O início do ano foi marcado pelas cenas de barbárie de presos degolados na penitenciária de Pedrinhas, no Maranhão. Já havia algum tempo que notícias desse caos humano chegavam de lá. Mas foi apenas com o pedido de explicações da comissão de direitos humanos da ONU feito junto ao governo brasileiro que a atenção da opinião pública foi despertada para o caso.
A culpa logo recaiu sobre o governo e principalmente sobre a família Sarney, que exerce influência política no estado há muito tempo.
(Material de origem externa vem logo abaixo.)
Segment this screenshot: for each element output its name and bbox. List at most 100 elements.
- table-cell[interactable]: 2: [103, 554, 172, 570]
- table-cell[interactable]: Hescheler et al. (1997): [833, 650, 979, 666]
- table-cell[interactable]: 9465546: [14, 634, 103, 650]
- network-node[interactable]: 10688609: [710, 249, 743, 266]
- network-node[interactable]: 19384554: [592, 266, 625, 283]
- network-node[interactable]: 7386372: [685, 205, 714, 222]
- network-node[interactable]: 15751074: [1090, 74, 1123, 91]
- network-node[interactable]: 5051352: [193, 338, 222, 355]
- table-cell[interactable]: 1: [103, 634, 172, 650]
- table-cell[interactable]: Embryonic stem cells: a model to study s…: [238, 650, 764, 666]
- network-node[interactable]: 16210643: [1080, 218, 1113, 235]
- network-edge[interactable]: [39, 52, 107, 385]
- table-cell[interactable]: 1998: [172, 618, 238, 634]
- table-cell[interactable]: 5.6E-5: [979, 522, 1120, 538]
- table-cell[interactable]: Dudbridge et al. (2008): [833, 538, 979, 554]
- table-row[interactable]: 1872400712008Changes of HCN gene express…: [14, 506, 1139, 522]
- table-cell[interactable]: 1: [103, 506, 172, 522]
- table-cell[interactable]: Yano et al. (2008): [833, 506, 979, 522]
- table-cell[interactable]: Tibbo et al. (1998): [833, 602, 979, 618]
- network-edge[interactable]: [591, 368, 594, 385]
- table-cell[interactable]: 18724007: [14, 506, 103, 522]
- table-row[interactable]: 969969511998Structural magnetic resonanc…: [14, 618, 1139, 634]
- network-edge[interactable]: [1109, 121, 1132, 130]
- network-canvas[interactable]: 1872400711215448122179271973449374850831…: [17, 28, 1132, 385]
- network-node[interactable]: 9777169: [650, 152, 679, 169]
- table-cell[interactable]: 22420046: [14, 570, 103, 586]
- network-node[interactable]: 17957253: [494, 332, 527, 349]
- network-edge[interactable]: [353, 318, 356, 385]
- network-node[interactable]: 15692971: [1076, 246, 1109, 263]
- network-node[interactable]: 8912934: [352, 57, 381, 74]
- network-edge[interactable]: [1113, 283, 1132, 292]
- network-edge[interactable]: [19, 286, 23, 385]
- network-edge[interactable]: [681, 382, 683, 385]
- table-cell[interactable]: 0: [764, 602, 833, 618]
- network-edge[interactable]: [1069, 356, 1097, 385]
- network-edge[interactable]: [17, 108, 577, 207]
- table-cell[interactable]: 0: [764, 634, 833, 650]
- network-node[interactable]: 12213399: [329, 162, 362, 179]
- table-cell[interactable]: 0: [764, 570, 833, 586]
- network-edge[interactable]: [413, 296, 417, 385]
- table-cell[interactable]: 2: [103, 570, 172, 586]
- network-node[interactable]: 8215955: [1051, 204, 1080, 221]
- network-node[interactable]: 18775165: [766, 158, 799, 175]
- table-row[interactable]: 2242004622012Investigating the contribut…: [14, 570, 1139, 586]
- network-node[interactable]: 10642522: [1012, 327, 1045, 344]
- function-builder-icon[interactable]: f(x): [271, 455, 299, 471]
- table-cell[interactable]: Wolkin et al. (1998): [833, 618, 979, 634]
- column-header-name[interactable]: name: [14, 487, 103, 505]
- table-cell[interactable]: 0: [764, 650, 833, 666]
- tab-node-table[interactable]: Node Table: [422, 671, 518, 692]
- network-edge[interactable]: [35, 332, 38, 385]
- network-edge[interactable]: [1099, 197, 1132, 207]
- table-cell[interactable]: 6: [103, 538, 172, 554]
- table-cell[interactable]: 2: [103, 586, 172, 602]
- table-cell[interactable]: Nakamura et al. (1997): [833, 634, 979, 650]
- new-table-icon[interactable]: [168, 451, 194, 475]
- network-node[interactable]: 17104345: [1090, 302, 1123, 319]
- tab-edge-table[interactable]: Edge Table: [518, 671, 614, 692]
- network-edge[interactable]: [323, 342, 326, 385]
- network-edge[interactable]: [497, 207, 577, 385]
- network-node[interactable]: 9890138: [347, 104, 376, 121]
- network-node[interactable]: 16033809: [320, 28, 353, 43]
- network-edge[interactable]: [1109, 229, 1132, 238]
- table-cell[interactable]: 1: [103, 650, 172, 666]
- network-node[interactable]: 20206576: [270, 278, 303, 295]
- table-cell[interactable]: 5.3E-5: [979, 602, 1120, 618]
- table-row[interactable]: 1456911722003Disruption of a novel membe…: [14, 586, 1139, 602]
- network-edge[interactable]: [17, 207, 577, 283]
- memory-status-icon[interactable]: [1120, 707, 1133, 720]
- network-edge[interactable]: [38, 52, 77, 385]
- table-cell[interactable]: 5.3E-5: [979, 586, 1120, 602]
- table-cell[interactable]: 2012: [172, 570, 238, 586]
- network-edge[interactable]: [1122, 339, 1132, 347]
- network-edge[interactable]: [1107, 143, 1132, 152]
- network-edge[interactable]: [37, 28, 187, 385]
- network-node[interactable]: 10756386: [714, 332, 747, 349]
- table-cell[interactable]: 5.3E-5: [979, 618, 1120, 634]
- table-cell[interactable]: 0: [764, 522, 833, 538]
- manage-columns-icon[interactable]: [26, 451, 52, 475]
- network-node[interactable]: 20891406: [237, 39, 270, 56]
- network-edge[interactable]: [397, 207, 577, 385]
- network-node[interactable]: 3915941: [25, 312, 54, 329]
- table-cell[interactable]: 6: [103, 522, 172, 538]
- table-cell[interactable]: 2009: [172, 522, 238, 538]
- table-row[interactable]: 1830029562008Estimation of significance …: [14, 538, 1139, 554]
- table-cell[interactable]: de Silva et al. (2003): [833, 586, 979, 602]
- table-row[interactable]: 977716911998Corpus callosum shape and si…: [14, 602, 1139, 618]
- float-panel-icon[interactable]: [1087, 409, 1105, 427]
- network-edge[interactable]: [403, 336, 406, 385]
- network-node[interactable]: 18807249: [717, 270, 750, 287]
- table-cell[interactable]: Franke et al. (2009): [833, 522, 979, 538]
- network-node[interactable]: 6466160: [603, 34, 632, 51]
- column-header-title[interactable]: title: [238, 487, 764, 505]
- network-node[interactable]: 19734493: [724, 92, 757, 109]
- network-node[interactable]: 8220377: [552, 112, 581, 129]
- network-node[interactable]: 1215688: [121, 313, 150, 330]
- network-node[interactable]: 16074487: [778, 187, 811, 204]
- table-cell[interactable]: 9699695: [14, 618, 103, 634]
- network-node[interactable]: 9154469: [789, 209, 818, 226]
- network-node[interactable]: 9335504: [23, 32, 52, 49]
A indignação foi tão longe que um grupo de cidadãos do Rio de Janeiro começou a recolher assinaturas para pedir o impedimento de Roseana Sarney, no Maranhão.
Acusar um estado ou uma família da matança de Pedrinhas é promover uma leitura simplista do problema. Para começar, antes do Maranhão, tivemos o Carandiru em São Paulo, diversas mortes em Bangu, no Rio de Janeiro, o massacre de Urso Branco, em Rondônia e muitos outros para nos lembrar que o problema é nacional.
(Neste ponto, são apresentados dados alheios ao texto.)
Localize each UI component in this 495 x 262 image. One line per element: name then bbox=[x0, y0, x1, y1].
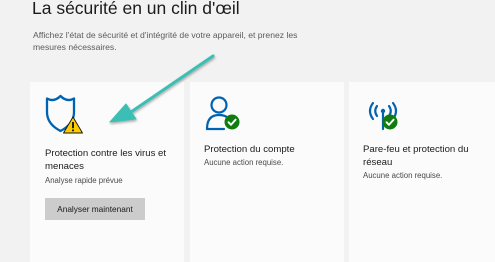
page-subtitle: Affichez l'état de sécurité et d'intégri… bbox=[33, 30, 298, 52]
page-title: La sécurité en un clin d'œil bbox=[32, 0, 240, 18]
virus-protection-status: Analyse rapide prévue bbox=[45, 176, 123, 185]
person-check-icon bbox=[204, 94, 244, 134]
firewall-protection-card[interactable]: Pare-feu et protection du réseau Aucune … bbox=[349, 82, 495, 262]
account-protection-card[interactable]: Protection du compte Aucune action requi… bbox=[190, 82, 344, 262]
account-protection-title: Protection du compte bbox=[204, 144, 295, 155]
firewall-protection-status: Aucune action requise. bbox=[363, 171, 443, 180]
firewall-protection-title: Pare-feu et protection du réseau bbox=[363, 144, 469, 168]
virus-protection-card[interactable]: Protection contre les virus et menaces A… bbox=[30, 82, 184, 262]
account-protection-status: Aucune action requise. bbox=[204, 158, 284, 167]
scan-now-button[interactable]: Analyser maintenant bbox=[45, 198, 145, 220]
virus-protection-title: Protection contre les virus et menaces bbox=[45, 148, 167, 172]
shield-warning-icon bbox=[43, 94, 83, 134]
wireless-check-icon bbox=[363, 94, 403, 134]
O problema de fundo e de resolução mais difícil nesse caso não é a incompetência dos políticos, mas é o o sentimento da sociedade de modo geral (sempre há exceções) de não se incomodar muito com essas mortes. Na verdade, mesmo que não admitam, muitos se sentiram felizes e até vingados. Ou não?
Ontem, ao ler a notícia do lamento do pai de um dos presos assassinados que chorava as mais de 100 perfurações encontradas no corpo do seu filho, acabei indo até os comentários feitos pelos leitores e encontrei a frase que, para mim, é mais apavorante do que a sorte dos decapitados: “meu solidário BEM FEITO rs” (sic).
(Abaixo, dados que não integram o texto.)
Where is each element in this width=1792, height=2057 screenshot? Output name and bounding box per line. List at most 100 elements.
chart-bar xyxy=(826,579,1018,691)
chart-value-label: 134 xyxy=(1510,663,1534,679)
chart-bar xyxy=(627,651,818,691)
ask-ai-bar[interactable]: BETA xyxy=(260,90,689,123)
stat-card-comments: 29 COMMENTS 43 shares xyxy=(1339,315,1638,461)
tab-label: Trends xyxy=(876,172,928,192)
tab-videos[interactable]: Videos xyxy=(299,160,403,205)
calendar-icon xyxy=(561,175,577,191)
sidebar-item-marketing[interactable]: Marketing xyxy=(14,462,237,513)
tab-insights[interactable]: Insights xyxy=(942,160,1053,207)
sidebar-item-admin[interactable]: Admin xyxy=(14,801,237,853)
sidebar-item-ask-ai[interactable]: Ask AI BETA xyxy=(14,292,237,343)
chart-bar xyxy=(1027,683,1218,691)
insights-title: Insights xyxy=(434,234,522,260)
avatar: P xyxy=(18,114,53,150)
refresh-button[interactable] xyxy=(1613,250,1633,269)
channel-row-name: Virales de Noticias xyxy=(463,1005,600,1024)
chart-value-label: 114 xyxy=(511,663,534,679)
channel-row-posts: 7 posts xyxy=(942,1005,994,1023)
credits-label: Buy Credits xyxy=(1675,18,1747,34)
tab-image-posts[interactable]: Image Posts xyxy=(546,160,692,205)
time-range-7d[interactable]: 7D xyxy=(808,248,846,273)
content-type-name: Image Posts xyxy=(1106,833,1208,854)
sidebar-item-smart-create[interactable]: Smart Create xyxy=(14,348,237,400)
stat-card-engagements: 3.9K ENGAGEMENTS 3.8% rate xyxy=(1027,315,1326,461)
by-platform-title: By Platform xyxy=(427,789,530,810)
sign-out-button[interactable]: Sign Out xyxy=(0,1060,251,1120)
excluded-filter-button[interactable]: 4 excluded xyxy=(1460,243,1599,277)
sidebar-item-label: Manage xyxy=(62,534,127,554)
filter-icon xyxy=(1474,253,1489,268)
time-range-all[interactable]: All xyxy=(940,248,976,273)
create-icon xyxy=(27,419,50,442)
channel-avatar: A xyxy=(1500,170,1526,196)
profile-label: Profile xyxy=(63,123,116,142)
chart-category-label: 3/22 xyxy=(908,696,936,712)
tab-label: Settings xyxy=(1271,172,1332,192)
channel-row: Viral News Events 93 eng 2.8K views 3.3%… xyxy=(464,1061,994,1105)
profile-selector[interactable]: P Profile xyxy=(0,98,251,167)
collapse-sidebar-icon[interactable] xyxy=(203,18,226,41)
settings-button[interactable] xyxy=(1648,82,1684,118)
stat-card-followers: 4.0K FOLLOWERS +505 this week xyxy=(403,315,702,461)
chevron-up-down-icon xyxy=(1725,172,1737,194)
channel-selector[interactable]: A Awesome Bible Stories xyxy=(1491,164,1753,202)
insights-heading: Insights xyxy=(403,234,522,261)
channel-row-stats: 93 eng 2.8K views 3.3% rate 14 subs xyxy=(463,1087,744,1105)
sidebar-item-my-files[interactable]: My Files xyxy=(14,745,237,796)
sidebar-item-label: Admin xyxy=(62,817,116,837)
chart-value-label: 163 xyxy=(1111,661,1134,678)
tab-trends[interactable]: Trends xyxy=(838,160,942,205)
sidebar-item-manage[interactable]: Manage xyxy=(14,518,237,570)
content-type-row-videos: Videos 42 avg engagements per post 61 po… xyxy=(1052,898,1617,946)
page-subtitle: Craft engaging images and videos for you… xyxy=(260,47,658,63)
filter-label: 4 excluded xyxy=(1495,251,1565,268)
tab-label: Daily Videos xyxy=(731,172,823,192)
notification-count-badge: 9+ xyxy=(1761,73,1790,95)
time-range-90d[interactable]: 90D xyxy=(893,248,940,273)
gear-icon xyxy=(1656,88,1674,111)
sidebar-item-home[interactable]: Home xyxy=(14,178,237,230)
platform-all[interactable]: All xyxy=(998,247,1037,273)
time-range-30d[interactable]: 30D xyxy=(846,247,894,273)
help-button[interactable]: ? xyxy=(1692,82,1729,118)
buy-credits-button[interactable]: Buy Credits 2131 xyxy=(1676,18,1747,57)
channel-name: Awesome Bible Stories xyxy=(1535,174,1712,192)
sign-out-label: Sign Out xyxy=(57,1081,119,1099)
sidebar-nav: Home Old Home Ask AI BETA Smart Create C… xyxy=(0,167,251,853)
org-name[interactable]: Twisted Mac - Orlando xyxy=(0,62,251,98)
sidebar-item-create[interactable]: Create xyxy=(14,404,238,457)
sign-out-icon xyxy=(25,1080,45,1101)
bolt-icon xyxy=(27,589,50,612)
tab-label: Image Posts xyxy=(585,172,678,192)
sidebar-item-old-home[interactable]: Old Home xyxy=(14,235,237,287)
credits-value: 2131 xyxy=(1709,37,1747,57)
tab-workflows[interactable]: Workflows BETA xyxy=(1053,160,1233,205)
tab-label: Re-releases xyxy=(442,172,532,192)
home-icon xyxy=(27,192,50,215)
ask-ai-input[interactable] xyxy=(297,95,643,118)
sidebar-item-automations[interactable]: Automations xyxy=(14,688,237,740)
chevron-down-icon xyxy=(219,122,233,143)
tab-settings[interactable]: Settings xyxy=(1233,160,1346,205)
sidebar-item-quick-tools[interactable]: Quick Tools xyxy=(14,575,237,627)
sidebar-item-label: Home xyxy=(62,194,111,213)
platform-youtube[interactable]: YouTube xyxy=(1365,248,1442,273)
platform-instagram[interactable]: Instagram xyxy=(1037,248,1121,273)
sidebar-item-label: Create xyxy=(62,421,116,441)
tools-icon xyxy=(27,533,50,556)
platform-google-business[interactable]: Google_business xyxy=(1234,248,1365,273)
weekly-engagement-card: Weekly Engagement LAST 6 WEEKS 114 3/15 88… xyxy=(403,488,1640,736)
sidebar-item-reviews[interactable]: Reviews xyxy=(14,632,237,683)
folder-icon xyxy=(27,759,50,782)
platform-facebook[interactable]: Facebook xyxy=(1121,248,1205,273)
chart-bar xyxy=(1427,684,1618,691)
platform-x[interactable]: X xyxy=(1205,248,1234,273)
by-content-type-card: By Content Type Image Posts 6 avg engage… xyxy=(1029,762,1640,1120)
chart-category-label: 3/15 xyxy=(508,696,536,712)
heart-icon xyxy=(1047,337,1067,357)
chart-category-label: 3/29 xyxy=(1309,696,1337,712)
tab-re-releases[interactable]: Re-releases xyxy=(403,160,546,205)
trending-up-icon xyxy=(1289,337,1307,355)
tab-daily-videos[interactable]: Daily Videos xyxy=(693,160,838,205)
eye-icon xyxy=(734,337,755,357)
Acredito que o autor desse comentário não tenha noção do quanto as suas palavras estão enraizadas nas piores tradições que temos. Ele não apenas negou o direito à vida do preso e o direito do pai de chorar a morte do filho. Também negou a qualquer preso o direito à humanidade.
Independente do que o rapaz tenha feito, há coisas que não podem ser flexibilizadas e a humanidade é a principal delas. Ignorar isso seria retroceder centenas de anos na nossa história, seria dizer que a matança nazista não nos ensinou coisa alguma e que a cultura da morte venceu.
A barbárie não pode ser aceita em nenhum lugar e sob nenhuma circunstância. Muito sangue já foi engolido pela terra para que aprendêssemos esta lição. Não é possível dizer que somos civilizados enquanto celebramos cabeças cortadas e mutilamos as famílias no seu direito sagrado de chorar seus mortos. Sem extirpar a violência que existe dentro de nós, não haverá paz, sono tranquilo, nem cordialidade, esteja o cidadão preso ou livre. Ou quebramos a lógica da violência, ou ela prevalecerá, nos proporcionando apenas, nas palavras de Thomas Hobbes, a existência “embrutecida, curta e marcada pelo medo da morte violenta”.